AISafetyBenchExplorer: A Metric-Aware Catalogue of AI Safety Benchmarks Reveals Fragmented Measurement and Weak Benchmark Governance

arXiv cs.AI / 4/15/2026

💬 OpinionSignals & Early TrendsIdeas & Deep AnalysisModels & Research

Key Points

  • The paper introduces AISafetyBenchExplorer, a structured catalogue covering 195 AI safety benchmarks published from 2018–2026, with metadata at the benchmark, metric, and repository levels.
  • The authors use the catalogue to show that benchmark proliferation has outpaced standardization, leading to fragmentation in how LLM safety is operationalized and judged.
  • The landscape is reported as uneven, with many medium-complexity benchmarks but only a small number in a “Popular” tier, alongside strong skew toward English-only evaluation.
  • The study finds frequent governance and durability issues, including many stale GitHub repositories and Hugging Face datasets, suggesting weak post-publication stewardship.
  • At the metric level, common labels (e.g., accuracy/F1/safety score) often hide substantively different judges, aggregation rules, and threat models, limiting comparability across studies.

Abstract

The rapid expansion of large language model (LLM) safety evaluation has produced a substantial benchmark ecosystem, but not a correspondingly coherent measurement ecosystem. We present AISafetyBenchExplorer, a structured catalogue of 195 AI safety benchmarks released between 2018 and 2026, organized through a multi-sheet schema that records benchmark-level metadata, metric-level definitions, benchmark-paper metadata, and repository activity. This design enables meta-analysis not only of what benchmarks exist, but also of how safety is operationalized, aggregated, and judged across the literature. Using the updated catalogue, we identify a central structural problem: benchmark proliferation has outpaced measurement standardization. The current landscape is dominated by medium-complexity benchmarks (94/195), while only 7 benchmarks occupy the Popular tier. The workbook further reports strong concentration around English-only evaluation (165/195), evaluation-only resources (170/195), stale GitHub repositories (137/195), stale Hugging Face datasets (96/195), and heavy reliance on arXiv preprints among benchmarks with known venue metadata.

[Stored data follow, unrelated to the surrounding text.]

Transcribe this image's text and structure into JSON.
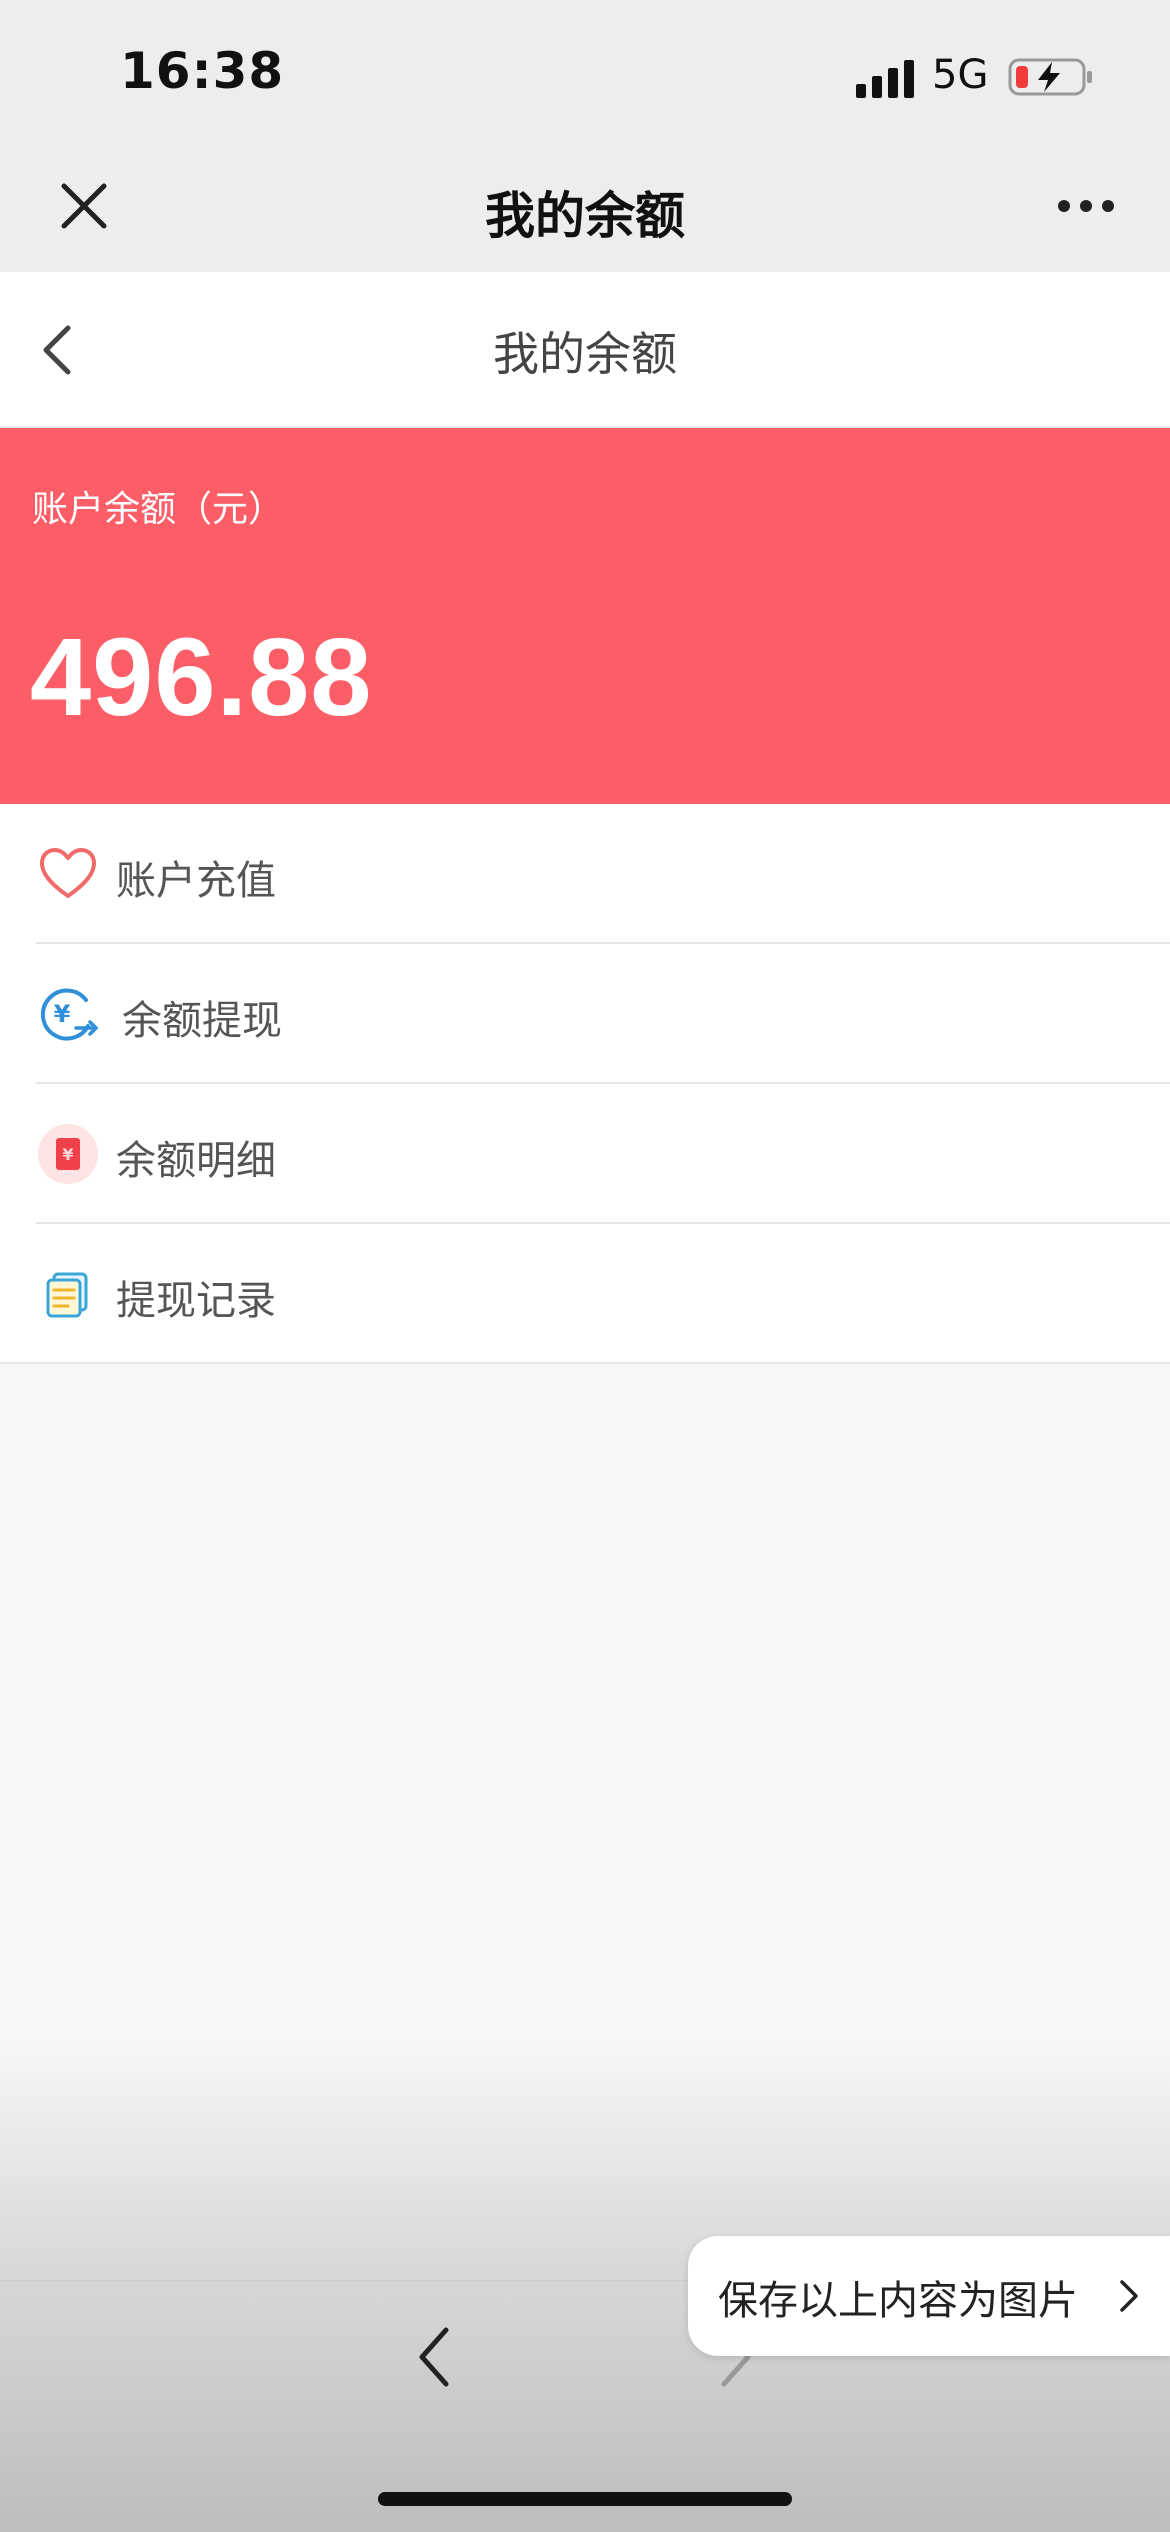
{
  "status_bar": {
    "time": "16:38",
    "network": "5G",
    "icons": [
      "signal-bars-icon",
      "battery-charging-icon"
    ]
  },
  "wechat_nav": {
    "title": "我的余额",
    "icons": [
      "close-icon",
      "more-icon"
    ]
  },
  "page_header": {
    "title": "我的余额",
    "icons": [
      "back-chevron-icon"
    ]
  },
  "balance": {
    "label": "账户余额（元）",
    "value": "496.88"
  },
  "menu": {
    "items": [
      {
        "label": "账户充值",
        "icon": "heart-icon"
      },
      {
        "label": "余额提现",
        "icon": "yuan-withdraw-icon"
      },
      {
        "label": "余额明细",
        "icon": "red-envelope-icon"
      },
      {
        "label": "提现记录",
        "icon": "records-icon"
      }
    ]
  },
  "bottom": {
    "save_label": "保存以上内容为图片",
    "icons": [
      "back-arrow-icon",
      "forward-arrow-icon",
      "chevron-right-icon"
    ]
  },
  "colors": {
    "banner": "#fc5e68",
    "nav_bg": "#ededed",
    "heart": "#f06a6a",
    "withdraw": "#2f8fd8",
    "envelope": "#f0404a",
    "records": "#3aa6d8"
  }
}
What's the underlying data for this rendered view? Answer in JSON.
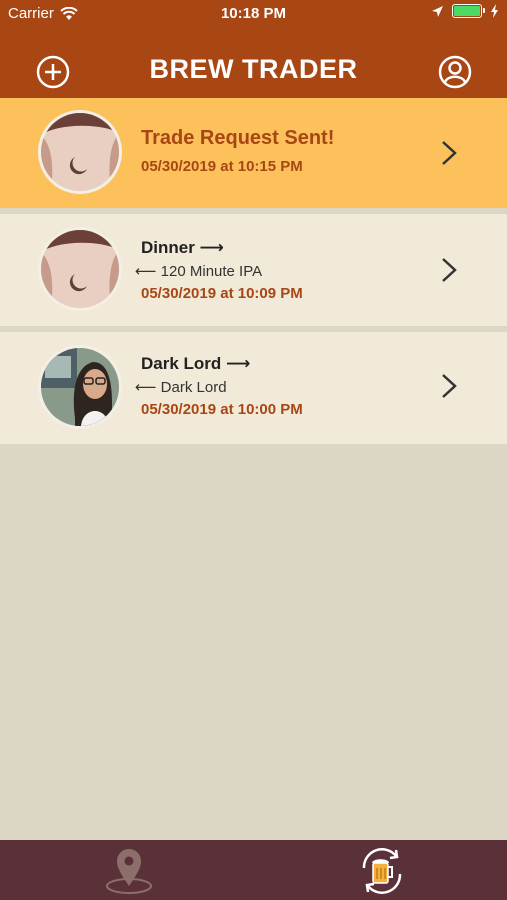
{
  "status_bar": {
    "carrier": "Carrier",
    "time": "10:18 PM",
    "battery_level": 1.0
  },
  "header": {
    "title": "BREW TRADER",
    "left_icon": "add-circle-icon",
    "right_icon": "profile-icon"
  },
  "colors": {
    "header_bg": "#a84614",
    "highlight_bg": "#fdc15c",
    "row_bg": "#f2ead9",
    "accent_text": "#a84614",
    "tabbar_bg": "#5a3138",
    "page_bg": "#dcd7c4"
  },
  "trades": [
    {
      "title": "Trade Request Sent!",
      "timestamp": "05/30/2019 at 10:15 PM",
      "highlighted": true,
      "avatar": "tattoo-photo"
    },
    {
      "title": "Dinner ⟶",
      "received": "⟵ 120 Minute IPA",
      "timestamp": "05/30/2019 at 10:09 PM",
      "avatar": "tattoo-photo"
    },
    {
      "title": "Dark Lord ⟶",
      "received": "⟵ Dark Lord",
      "timestamp": "05/30/2019 at 10:00 PM",
      "avatar": "woman-glasses-photo"
    }
  ],
  "tabbar": {
    "items": [
      {
        "icon": "map-pin-icon",
        "selected": false
      },
      {
        "icon": "beer-trade-icon",
        "selected": true
      }
    ]
  }
}
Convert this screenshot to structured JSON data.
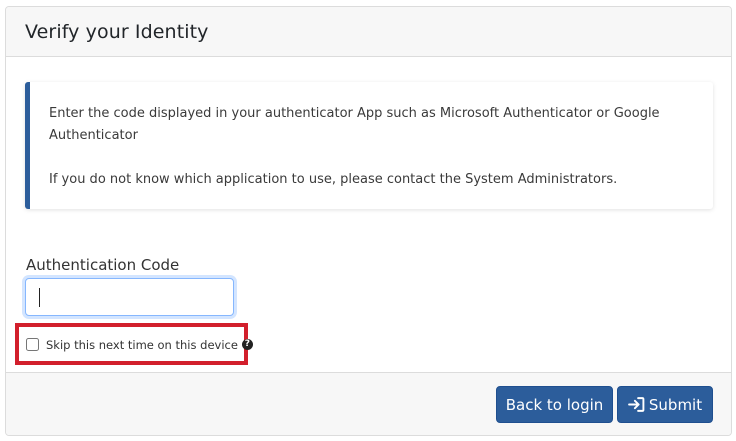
{
  "header": {
    "title": "Verify your Identity"
  },
  "info": {
    "line1": "Enter the code displayed in your authenticator App such as Microsoft Authenticator or Google Authenticator",
    "line2": "If you do not know which application to use, please contact the System Administrators."
  },
  "form": {
    "code_label": "Authentication Code",
    "code_value": "",
    "skip_label": "Skip this next time on this device",
    "skip_checked": false,
    "help_icon": "question-circle-icon"
  },
  "footer": {
    "back_label": "Back to login",
    "submit_label": "Submit",
    "submit_icon": "sign-in-icon"
  },
  "colors": {
    "primary": "#2c5d9b",
    "highlight": "#d21f2c"
  }
}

At the metric level, the catalogue shows that familiar labels such as accuracy, F1 score, safety score, and aggregate benchmark scores often conceal materially different judges, aggregation rules, and threat models. We argue that the field's main failure mode is fragmentation rather than scarcity. Researchers now have many benchmark artifacts, but they often lack a shared measurement language, a principled basis for benchmark selection, and durable stewardship norms for post publication maintenance. AISafetyBenchExplorer addresses this gap by providing a traceable benchmark catalogue, a controlled metadata schema, and a complexity taxonomy that together support more rigorous benchmark discovery, comparison, and meta-evaluation.